如果一直是四階,本來就沒什麽存在感的他,可能以後真的會被抛棄。
而他,不想成爲被舍棄的那個人。
他的小心翼翼和焦慮,家裏每個人其實都看在眼裏。
淩承恩對他其實沒什麽要求,于少臣這個人是個很溫順柔和,且極其嚴謹細緻的人,從系統那裏就能查詢到他的天賦值,但她并沒有去看,因爲無論他以後成爲什麽樣的人,成就都不會差。
再說了,天賦值隻能決定一個人的戰力上限,但不能決定一個人未來的成就。
玉恒将人放到床上,回頭與淩承恩說道:“升五階對我們而言,是件很小的事情,對他來說卻是有點麻煩。”
玉恒都快記不清自己從四階升到五階發生過什麽,應該是很小時候的事情了,也沒什麽發熱不适,可能吃頓飯撒個尿睡一覺,醒過來就五階。
所以對于少臣而言,屬實沒有任何的參考價值。
淩承恩攤手道:“我也不記得從四階升五階碰上過什麽麻煩。”
她的異能提升和其他人不太一樣,單純就是反複消耗精神異能,在精神域受損的邊緣反複試探,最終才穩步提升到了現在這個水平。
“他這種情況,也沒辦法放任他一個人待着,我留在這裏吧。
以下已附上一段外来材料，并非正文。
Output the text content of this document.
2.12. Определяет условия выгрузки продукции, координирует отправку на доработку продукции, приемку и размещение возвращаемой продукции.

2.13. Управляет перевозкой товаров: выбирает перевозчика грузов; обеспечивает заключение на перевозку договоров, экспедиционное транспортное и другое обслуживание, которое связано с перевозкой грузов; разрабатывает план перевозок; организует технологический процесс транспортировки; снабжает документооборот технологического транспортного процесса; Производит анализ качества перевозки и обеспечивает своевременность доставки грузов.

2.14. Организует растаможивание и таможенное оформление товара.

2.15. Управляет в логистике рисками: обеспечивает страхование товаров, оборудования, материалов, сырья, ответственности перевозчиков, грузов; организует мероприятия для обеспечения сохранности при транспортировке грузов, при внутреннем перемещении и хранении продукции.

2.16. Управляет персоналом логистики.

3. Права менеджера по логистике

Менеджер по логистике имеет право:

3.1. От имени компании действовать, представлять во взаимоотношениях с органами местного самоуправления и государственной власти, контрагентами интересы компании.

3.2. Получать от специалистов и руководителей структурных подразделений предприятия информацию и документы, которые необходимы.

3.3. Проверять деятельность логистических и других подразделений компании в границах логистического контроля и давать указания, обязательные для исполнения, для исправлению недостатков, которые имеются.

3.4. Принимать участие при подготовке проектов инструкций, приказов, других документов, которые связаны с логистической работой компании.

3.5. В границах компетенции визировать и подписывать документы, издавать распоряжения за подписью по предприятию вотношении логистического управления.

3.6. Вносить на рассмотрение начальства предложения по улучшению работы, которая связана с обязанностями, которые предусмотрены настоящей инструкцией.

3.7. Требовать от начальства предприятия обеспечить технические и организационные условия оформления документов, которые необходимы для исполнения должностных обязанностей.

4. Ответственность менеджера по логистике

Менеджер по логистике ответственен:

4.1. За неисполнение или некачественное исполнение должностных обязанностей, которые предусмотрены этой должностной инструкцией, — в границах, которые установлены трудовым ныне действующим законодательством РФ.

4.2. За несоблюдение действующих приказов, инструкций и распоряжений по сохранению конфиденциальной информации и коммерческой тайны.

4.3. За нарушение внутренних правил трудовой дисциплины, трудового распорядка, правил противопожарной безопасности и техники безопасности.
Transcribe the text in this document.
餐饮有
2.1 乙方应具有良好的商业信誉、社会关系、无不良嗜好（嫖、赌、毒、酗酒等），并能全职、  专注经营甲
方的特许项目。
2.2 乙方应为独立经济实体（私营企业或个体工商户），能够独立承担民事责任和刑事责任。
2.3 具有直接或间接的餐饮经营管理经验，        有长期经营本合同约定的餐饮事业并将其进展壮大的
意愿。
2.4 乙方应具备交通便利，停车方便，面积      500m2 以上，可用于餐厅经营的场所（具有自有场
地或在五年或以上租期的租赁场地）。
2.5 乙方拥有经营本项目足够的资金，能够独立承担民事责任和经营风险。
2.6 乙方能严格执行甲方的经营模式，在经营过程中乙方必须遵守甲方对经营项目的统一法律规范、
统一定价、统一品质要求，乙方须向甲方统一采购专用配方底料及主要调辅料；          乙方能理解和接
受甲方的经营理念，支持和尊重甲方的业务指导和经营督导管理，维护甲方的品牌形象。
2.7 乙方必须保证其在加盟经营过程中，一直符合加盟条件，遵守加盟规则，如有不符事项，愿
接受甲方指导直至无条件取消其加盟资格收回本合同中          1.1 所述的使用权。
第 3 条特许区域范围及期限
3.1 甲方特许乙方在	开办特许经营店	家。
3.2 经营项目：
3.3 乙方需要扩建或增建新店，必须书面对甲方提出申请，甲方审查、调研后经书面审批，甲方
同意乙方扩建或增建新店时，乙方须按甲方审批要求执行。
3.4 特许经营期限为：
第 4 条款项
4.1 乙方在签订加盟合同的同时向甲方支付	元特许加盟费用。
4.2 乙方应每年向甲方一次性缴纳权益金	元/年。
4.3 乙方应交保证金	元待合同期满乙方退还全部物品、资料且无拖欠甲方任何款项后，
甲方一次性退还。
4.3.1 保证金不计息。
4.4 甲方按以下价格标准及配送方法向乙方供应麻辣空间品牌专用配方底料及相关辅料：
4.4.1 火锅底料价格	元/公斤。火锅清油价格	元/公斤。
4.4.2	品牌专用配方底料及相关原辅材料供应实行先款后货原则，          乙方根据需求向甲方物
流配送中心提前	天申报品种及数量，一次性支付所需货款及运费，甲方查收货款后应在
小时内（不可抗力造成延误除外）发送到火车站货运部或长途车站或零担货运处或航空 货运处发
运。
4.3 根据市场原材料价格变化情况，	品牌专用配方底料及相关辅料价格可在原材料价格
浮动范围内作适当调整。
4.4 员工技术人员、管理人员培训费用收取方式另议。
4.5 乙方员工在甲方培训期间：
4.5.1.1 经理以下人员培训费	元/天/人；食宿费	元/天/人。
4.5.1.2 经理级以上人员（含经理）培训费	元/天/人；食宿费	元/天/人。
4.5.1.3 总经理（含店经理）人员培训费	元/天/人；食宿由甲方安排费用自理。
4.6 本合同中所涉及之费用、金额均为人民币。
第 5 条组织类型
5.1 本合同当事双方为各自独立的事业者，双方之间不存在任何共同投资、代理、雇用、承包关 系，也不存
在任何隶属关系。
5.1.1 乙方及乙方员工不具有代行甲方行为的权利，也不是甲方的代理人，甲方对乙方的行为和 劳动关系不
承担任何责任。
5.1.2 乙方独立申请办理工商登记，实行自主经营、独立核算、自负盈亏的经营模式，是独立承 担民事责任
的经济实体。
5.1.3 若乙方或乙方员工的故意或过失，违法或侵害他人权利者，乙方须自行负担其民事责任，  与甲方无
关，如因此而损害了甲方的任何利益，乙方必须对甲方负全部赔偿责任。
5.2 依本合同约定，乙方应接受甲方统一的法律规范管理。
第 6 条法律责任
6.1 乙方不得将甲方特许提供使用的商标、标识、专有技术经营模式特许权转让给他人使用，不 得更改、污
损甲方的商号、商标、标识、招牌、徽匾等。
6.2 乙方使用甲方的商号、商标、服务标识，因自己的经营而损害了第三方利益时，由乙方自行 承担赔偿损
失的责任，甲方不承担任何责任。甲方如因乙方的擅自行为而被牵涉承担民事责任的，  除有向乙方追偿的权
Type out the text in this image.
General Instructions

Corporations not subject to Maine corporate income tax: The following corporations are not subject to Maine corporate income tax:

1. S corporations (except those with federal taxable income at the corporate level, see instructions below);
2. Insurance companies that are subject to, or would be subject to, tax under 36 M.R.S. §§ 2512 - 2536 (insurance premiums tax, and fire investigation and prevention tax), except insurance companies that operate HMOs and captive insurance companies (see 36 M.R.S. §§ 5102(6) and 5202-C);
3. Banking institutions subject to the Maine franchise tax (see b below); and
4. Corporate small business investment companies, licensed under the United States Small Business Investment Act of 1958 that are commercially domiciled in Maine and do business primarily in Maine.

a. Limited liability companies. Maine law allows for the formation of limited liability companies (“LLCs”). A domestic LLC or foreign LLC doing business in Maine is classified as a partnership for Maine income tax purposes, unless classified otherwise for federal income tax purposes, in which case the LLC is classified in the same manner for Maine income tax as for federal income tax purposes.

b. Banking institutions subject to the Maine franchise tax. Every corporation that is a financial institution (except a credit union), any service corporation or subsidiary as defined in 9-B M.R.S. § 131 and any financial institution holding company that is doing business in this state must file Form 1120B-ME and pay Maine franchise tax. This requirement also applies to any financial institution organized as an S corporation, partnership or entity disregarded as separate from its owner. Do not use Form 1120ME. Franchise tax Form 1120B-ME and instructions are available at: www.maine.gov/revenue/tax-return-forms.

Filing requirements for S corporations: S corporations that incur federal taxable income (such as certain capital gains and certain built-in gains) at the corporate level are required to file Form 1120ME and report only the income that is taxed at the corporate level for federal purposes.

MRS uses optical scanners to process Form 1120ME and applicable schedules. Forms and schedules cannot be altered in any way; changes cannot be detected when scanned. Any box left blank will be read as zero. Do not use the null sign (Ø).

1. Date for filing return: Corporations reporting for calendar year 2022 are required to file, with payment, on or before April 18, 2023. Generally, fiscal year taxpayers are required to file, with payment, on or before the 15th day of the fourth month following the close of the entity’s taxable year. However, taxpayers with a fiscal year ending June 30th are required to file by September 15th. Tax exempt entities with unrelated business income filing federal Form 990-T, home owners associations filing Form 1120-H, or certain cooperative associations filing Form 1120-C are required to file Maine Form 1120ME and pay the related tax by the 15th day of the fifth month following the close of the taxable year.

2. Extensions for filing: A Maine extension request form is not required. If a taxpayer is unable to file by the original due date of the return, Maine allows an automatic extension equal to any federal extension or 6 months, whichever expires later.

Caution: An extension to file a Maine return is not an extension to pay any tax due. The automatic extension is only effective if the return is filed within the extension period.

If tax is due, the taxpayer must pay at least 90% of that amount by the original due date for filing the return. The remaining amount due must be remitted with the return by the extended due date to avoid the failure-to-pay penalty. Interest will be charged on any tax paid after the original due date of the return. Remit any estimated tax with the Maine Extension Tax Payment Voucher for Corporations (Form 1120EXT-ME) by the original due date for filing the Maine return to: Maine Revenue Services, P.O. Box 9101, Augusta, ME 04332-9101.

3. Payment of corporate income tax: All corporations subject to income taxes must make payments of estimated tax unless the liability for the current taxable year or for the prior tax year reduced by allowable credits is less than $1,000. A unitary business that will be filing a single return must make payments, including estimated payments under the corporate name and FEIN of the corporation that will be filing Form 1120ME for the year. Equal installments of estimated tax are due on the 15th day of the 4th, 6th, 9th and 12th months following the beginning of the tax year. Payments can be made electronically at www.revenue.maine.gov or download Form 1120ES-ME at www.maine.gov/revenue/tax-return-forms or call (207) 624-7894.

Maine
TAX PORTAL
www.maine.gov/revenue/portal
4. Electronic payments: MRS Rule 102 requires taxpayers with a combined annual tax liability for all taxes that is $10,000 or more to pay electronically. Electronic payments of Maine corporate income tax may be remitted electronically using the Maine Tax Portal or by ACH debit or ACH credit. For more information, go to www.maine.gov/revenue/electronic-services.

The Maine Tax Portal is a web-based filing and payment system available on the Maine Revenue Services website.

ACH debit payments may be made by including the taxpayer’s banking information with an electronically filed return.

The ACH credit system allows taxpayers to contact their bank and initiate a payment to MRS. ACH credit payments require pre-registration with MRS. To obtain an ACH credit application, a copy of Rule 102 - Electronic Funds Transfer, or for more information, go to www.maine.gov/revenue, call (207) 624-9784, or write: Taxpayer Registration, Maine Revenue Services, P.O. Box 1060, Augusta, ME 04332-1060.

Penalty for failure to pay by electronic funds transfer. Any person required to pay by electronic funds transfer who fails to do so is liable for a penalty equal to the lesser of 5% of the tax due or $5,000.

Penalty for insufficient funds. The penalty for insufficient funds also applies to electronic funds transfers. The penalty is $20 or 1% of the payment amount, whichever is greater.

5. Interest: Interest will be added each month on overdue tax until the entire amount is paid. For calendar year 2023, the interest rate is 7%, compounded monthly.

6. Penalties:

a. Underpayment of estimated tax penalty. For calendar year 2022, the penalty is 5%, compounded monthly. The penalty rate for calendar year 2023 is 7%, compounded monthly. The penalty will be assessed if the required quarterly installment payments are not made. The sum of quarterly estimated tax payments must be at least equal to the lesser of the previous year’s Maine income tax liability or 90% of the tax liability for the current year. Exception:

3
”玉恒歎了口氣,“你不是還做着飯嗎?先去忙吧,今天估計沒辦法帶你去雪狼部落那邊勘察硝石礦了。”
淩承恩擺了擺手:“硝石礦的事情不急,我弄完之後,過來和你替換。”
“有什麽需要,直接跟我說。”
言訖,她便離開了于少臣的樹屋,而玉恒也不敢再像之前那樣摸魚,而是緊盯着于少臣,防止他将嘴裏的墊布拽掉,疼到無意識的時候咬傷自己的舌頭。
玉恒也是第一次近距離觀察普通人升階,一隻手壓在于少臣的手腕上,感知着他的身體變化。
異能是混亂無序的。
體内那些本來井然有序的異能絲縷,都被一股莫名的力量暴力粉碎了。